„A Murder at the End of the World”: ein weiblicher Poirot im Zeitalter der Tech-Schurken – Miniserie auf Disney+
Viele kennen die Schauspielerin Emma Corrin als junge Prinzessin Diana aus dem Netflix-Kronjuwel The Crown. Ihre neue Rolle könnte nicht weiter davon entfernt sein. In der Krimiserie A Murder at the End of the World spielt sie einen neurotischen Hercule Poirot für das Tech-Zeitalter. Dabei verknüpft der Siebenteiler recht elegant zwei aktuelle Trends: das Whodunit im Stil von Agatha Christie und Künstliche Intelligenz. Rian Johnson, der regierende US-Meister des retroseligen Krimis, hat uns zuletzt Benoit Blanc (Knives Out) und Charlie Cale (Poker Face) geschenkt. Jetzt bekommen wir Darby Hart.
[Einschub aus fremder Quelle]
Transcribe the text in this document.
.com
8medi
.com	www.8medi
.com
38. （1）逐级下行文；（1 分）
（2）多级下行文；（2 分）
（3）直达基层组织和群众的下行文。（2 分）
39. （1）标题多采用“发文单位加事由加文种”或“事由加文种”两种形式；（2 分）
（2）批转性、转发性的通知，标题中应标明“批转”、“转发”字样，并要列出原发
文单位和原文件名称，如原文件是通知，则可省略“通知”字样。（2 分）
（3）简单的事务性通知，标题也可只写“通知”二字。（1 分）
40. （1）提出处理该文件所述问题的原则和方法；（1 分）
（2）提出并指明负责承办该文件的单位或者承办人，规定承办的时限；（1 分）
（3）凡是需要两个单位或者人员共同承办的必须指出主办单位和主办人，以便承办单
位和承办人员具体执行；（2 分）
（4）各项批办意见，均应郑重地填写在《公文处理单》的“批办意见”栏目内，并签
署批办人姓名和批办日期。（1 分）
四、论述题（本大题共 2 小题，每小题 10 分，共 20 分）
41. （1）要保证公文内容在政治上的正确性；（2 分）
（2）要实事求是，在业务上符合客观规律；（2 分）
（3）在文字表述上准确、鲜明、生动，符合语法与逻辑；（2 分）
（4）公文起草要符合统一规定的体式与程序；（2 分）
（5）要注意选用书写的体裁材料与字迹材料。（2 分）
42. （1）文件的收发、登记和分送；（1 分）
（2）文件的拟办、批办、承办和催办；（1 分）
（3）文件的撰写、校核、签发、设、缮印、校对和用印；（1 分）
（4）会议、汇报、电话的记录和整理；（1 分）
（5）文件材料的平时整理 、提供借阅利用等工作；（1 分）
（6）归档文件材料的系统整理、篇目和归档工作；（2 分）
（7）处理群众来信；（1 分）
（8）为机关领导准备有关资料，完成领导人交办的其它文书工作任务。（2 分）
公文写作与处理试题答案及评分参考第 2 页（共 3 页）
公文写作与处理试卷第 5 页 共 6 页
Da die Schöpfer der Serie Zal Batmanglij und Brit Marling sind, die beiden Köpfe hinter der Mystery-Serie The OA (die grausamerweise nach zwei Staffeln eingestellt wurde), war nichts Konventionelles zu erwarten.
Exzentrische Tech-Milliardäre sind die Schurken du jour, und so spielt Clive Owen den von Elon Musk und/oder Mark Zuckerberg inspirierten CEO Andy Ronson, der gemeinsam mit seiner Hackerfrau Lee (Brit Marling) einige der besten Köpfe der Welt zu einem geheimen Gipfeltreffen in sein futuristisches Winterhotel nach Island einlädt. Auf der Gästeliste stehen unter anderem eine Architektin, eine Astronautin und die 24-jährige Krimiautorin/Hackerin Darby Hart, gespielt von Corrin.
Ronson glaubt, dass ein originärer Gedanke mehr darüber entscheidet, ob es eine Zukunft für die Menschen gibt, als Öl oder sogar Wasser. Und so tauschen die neun Visionäre, am Ende der Welt zwischen Eisbergen und Schneestürmen, große Ideen aus, diskutieren über die Feinheiten des Klimawandels oder den Nutzen des Überwachungskapitalismus und erträumen sich neue Wege die Welt zu retten.
Weil es sich hierbei um ein Whodunit handelt, dauert es selbstverständlich nicht lange, bis einer der Gäste tot it. Eine Überdosis, sagt der Milliardär. Es war Mord, behauptet Darby Hart. Schließlich hat die Hobby-Detektivin, die auch als „Gen Z Sherlock Holmes“ bezeichnet wird, Erfahrung mit solchen Dingen, auch wenn ihr kurz getragenes, rosafarbenes Haar das nicht vermuten lassen würde. Ihre Einladung zu dem ultra-geheimen Treffen ist dem Erfolg ihrer jüngsten True-Crime-Memoiren zu verdanken, in denen sie die Verfolgung eines Serienmörders mit Hilfe ihres ersten Freundes (ein großartiger Harris Dickinson) schildert.
Mehr von der Handlung braucht es nicht und würde Spaß kosten. A Murder at the End of the World springt immer wieder in die Vergangenheit, wo sich eine schöne Noir-Liebesgeschichte in dunstigen, neonbeleuchteten Motels abspielt, unterlegt mit dem Sound von Annie Lennox. Vieles kommt einem zu Beginn bekannt vor, aber wer sich vor Augen hält, wer diese Serie verantwortet, kann davon ausgehen, dass hier ein smarter Twist versteckt ist.
Der Siebenteiler beschäftigt sich mit einigen relevanten Themen unserer Zeit, mit Gewalt gegen Frauen etwa, mit der Faszination für „alternative Intelligenz“, sprich KI, und mit der tiefen Angst vor klimabedingten Katastrophen. Es gibt auch einen Hauch von Science-Fiction, da Andy Ronson Technologie einführt, die leicht über die Grenzen dessen hinausweisen, was derzeit möglich ist – wie eine hochmoderne KI namens Ray (Edoardo Ballerino), die von Ronson als persönlicher Assistent, Lehrer und Therapeut verkauft wird.
Clive Owen ist ein angenehmer Zeitgenosse und spielt den eingebildeten Größenwahnsinnigen patent, aber das Hauptaugenmerk liegt hier auf Emma Corrin. Ihre Darby Hart muss sich nicht vor ihren männlichen Vorbildern verstecken. Im Gegenteil: Hercule Poirot, Sherlock Holmes, Benoit Blanc und wie sie alle heißen, würden vor Neid erblassen.